Перверт из числа Предсказателей после того первого долгого и странного взгляда, которым он одарил меня в самом начале, больше не обращал внимания ни на кого, кроме своего непосредственного соседа, пребывавшего в кеммере, причем явно женского типа, который проявлялся тем отчетливее, чем сильнее воздействовала на него несколько преувеличенная - по здешним меркам - мужественность Перверта. Перверт постоянно что-то нашептывал своему соседу; тот отвечал немногословно и, как мне казалось, с некоторым отвращением. Остальные в течение уже довольно длительного времени продолжали хранить молчание. В тишине слышался лишь назойливый шепот Перверта. Фейкс не сводил глаз с одного из Блаженных. Перверт быстро и нежно накрыл своей рукой руку кеммерера. Тот с отвращением, а может, и со страхом отдернул ее и посмотрел на Фейкса, сидевшего напротив, как бы в поисках защиты. Фейкс не пошевелился. Кеммерер остался на прежнем месте и в следующий раз, когда Перверт дотронулся до него, даже не дрогнул. Один из Блаженных вдруг поднял лицо и издал длинный, фальшивый, негромкий смешок: ах-ха-ха-ха… хе-хе-хе…
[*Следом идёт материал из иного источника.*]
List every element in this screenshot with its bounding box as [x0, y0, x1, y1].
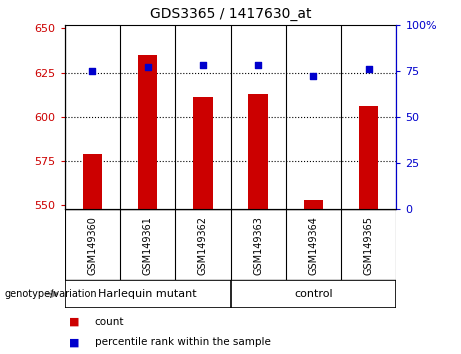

Фейкс поднял руку. И сразу же лица всех Предсказателей в кругу обернулись к нему; он словно собрал их взгляды в некий пучок.

Сеанс предсказания начался в полдень. Шел снег, и свет серого дня вскоре померк, едва просачиваясь сквозь узкие окна-бойницы под козырьком крыши. Слабые светлые полосы света протянулись от окон - словно косые паруса фантастических призрачных судов; на стенах возникли загадочные продолговатые тени; лица Предсказателей, сидящих на полу, слаб светились как бы сами по себе: то взошла уже луна, лучи ее пробивались сквозь облака и лесную чащу. Огонь в камине давно погас, иного освещения в зале не было, лишь неяркие полосы и треугольники лунного света вырывали порой из темноты то лицо, то руку, то чью-то неподвижную спину. Какое-то время я видел профиль Фейкса, застывший как белый мрамор в луче лунной пыли. Потом полоса света упала наискосок на сгорбленную спину кеммерера: голова его лежала на согнутых коленях, руки были уперты в пол, а все тело сотрясала странная ритмичная дрожь, совпадающая с ударами - шлеп-шлеп-шлеп - рукой по полу одного из Блаженных, что сидел напротив кеммерера в темноте. Все Предсказатели казались связанными между собой, словно узлы единой паутины, я совершенно непроизвольно почувствовал эту связь, этот беззвучный разговор между ними, как бы направляемый Фейксом и контролируемый им. Именно он, Фейкс, был центром паутины, ее Ткачом. Бледный лунный свет распался на отдельные блики; блики скользнули по восточной стене зала и исчезли. Паутина, сотканная внутренней силой Предсказателей, напряжением и тишиной, становилась все более прочной.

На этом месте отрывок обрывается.